L’accusateur prétend que Socrate faisait un choix des passages les plus mauvais des poètes en renom, et s’en servait comme de preuves pour former ses disciples au crime et à la violence. Ainsi, quand il empruntait ce vers d’Hésiode[1] :

Agir n’est pas honteux, ne pas agir c’est mal,


c’était pour montrer le poète engageant à ne reculer devant rien d’injuste ou de honteux, mais à tout faire pour le gain. Nullement : lorsque Socrate reconnaissait que l’action est utile et honorable pour l’homme, tandis que l’inaction est nuisible et honteuse, que l’une est un bien et l’autre un mal, il disait que ceux qui font quelque chose de bien agissent, et agissent comme il faut, tandis que ceux qui jouent aux dés ou qui se livrent à d’autres occupations mauvaises ou funestes, il les appelait des oisifs. Compris ainsi, rien n’est plus vrai que le vers :

Agir n’est pas honteux, ne pas agir c’est mal.

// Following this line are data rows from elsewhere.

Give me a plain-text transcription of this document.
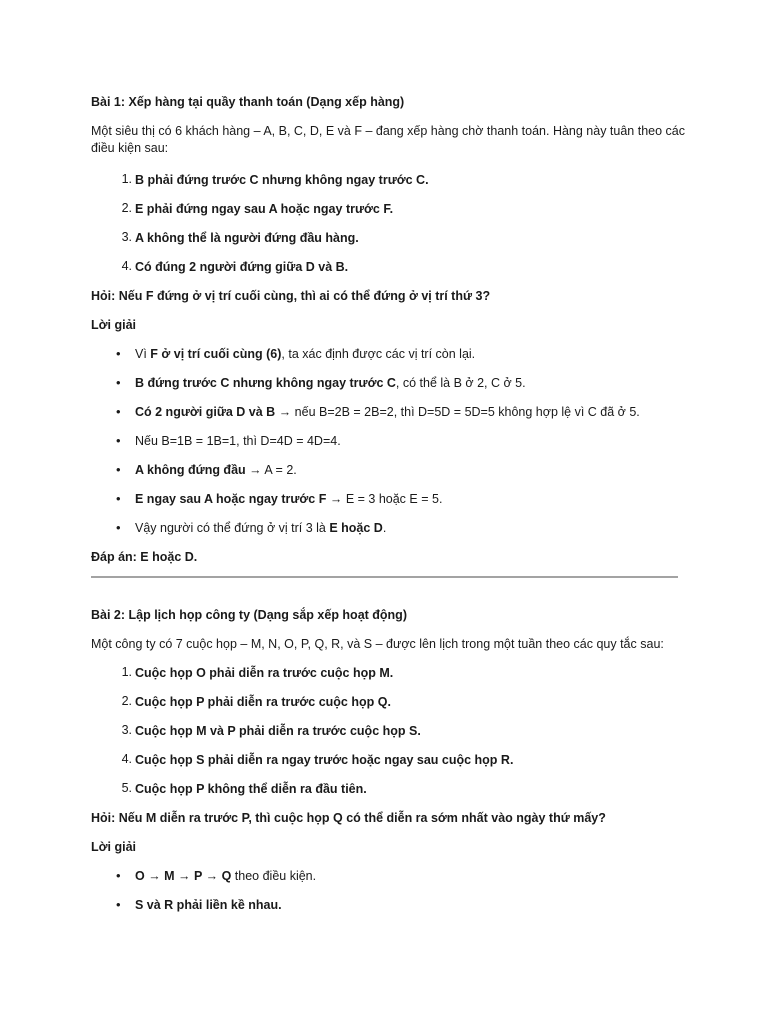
Bài 1: Xếp hàng tại quầy thanh toán (Dạng xếp hàng)

Một siêu thị có 6 khách hàng – A, B, C, D, E và F – đang xếp hàng chờ thanh toán. Hàng này tuân theo các điều kiện sau:

1. B phải đứng trước C nhưng không ngay trước C.
2. E phải đứng ngay sau A hoặc ngay trước F.
3. A không thể là người đứng đầu hàng.
4. Có đúng 2 người đứng giữa D và B.

Hỏi: Nếu F đứng ở vị trí cuối cùng, thì ai có thể đứng ở vị trí thứ 3?

Lời giải

•	Vì F ở vị trí cuối cùng (6), ta xác định được các vị trí còn lại.
•	B đứng trước C nhưng không ngay trước C, có thể là B ở 2, C ở 5.
•	Có 2 người giữa D và B → nếu B=2B = 2B=2, thì D=5D = 5D=5 không hợp lệ vì C đã ở 5.
•	Nếu B=1B = 1B=1, thì D=4D = 4D=4.
•	A không đứng đầu → A = 2.
•	E ngay sau A hoặc ngay trước F → E = 3 hoặc E = 5.
•	Vậy người có thể đứng ở vị trí 3 là E hoặc D.

Đáp án: E hoặc D.

Bài 2: Lập lịch họp công ty (Dạng sắp xếp hoạt động)

Một công ty có 7 cuộc họp – M, N, O, P, Q, R, và S – được lên lịch trong một tuần theo các quy tắc sau:

1. Cuộc họp O phải diễn ra trước cuộc họp M.
2. Cuộc họp P phải diễn ra trước cuộc họp Q.
3. Cuộc họp M và P phải diễn ra trước cuộc họp S.
4. Cuộc họp S phải diễn ra ngay trước hoặc ngay sau cuộc họp R.
5. Cuộc họp P không thể diễn ra đầu tiên.

Hỏi: Nếu M diễn ra trước P, thì cuộc họp Q có thể diễn ra sớm nhất vào ngày thứ mấy?

Lời giải

•	O → M → P → Q theo điều kiện.
•	S và R phải liền kề nhau.
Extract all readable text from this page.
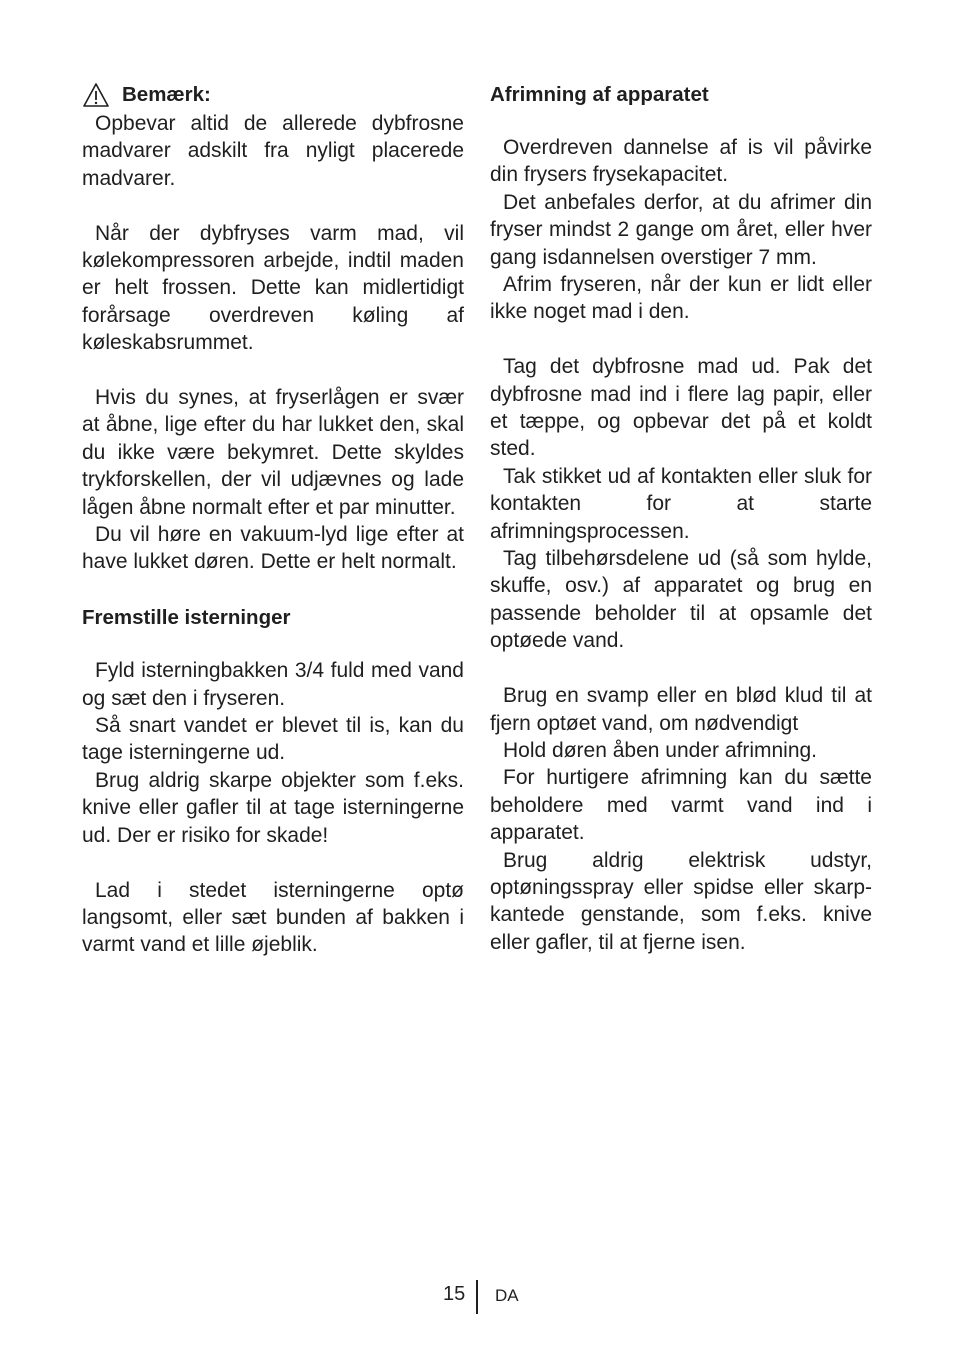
Bemærk:

Opbevar altid de allerede dybfrosne madvarer adskilt fra nyligt placerede madvarer.

Når der dybfryses varm mad, vil kølekompressoren arbejde, indtil maden er helt frossen. Dette kan midlertidigt forårsage overdreven køling af køleskabsrummet.

Hvis du synes, at fryserlågen er svær at åbne, lige efter du har lukket den, skal du ikke være bekymret. Dette skyldes trykforskellen, der vil udjævnes og lade lågen åbne normalt efter et par minutter.

Du vil høre en vakuum-lyd lige efter at have lukket døren. Dette er helt normalt.

Fremstille isterninger

Fyld isterningbakken 3/4 fuld med vand og sæt den i fryseren.

Så snart vandet er blevet til is, kan du tage isterningerne ud.

Brug aldrig skarpe objekter som f.eks. knive eller gafler til at tage isterningerne ud. Der er risiko for skade!

Lad i stedet isterningerne optø langsomt, eller sæt bunden af bakken i varmt vand et lille øjeblik.

Afrimning af apparatet

Overdreven dannelse af is vil påvirke din frysers frysekapacitet.

Det anbefales derfor, at du afrimer din fryser mindst 2 gange om året, eller hver gang isdannelsen overstiger 7 mm.

Afrim fryseren, når der kun er lidt eller ikke noget mad i den.

Tag det dybfrosne mad ud. Pak det dybfrosne mad ind i flere lag papir, eller et tæppe, og opbevar det på et koldt sted.

Tak stikket ud af kontakten eller sluk for kontakten for at starte afrimningsprocessen.

Tag tilbehørsdelene ud (så som hylde, skuffe, osv.) af apparatet og brug en passende beholder til at opsamle det optøede vand.

Brug en svamp eller en blød klud til at fjern optøet vand, om nødvendigt

Hold døren åben under afrimning.

For hurtigere afrimning kan du sætte beholdere med varmt vand ind i apparatet.

Brug aldrig elektrisk udstyr, optøningsspray eller spidse eller skarp-kantede genstande, som f.eks. knive eller gafler, til at fjerne isen.

15 DA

L’accusateur dit encore que Socrate citait souvent ces vers d’Homère, où il est dit qu’Ulysse[2],

Quand il voyait un roi, quelque héros d’élite,
L’arrêtait, en tenant ce langage flatteur :
« Fils d’un dieu, ne fuis point comme un homme sans cœur ;

  1. Travaux et Jours, v. 313.
  2. Iliade, II, v. 188-191, 198-202.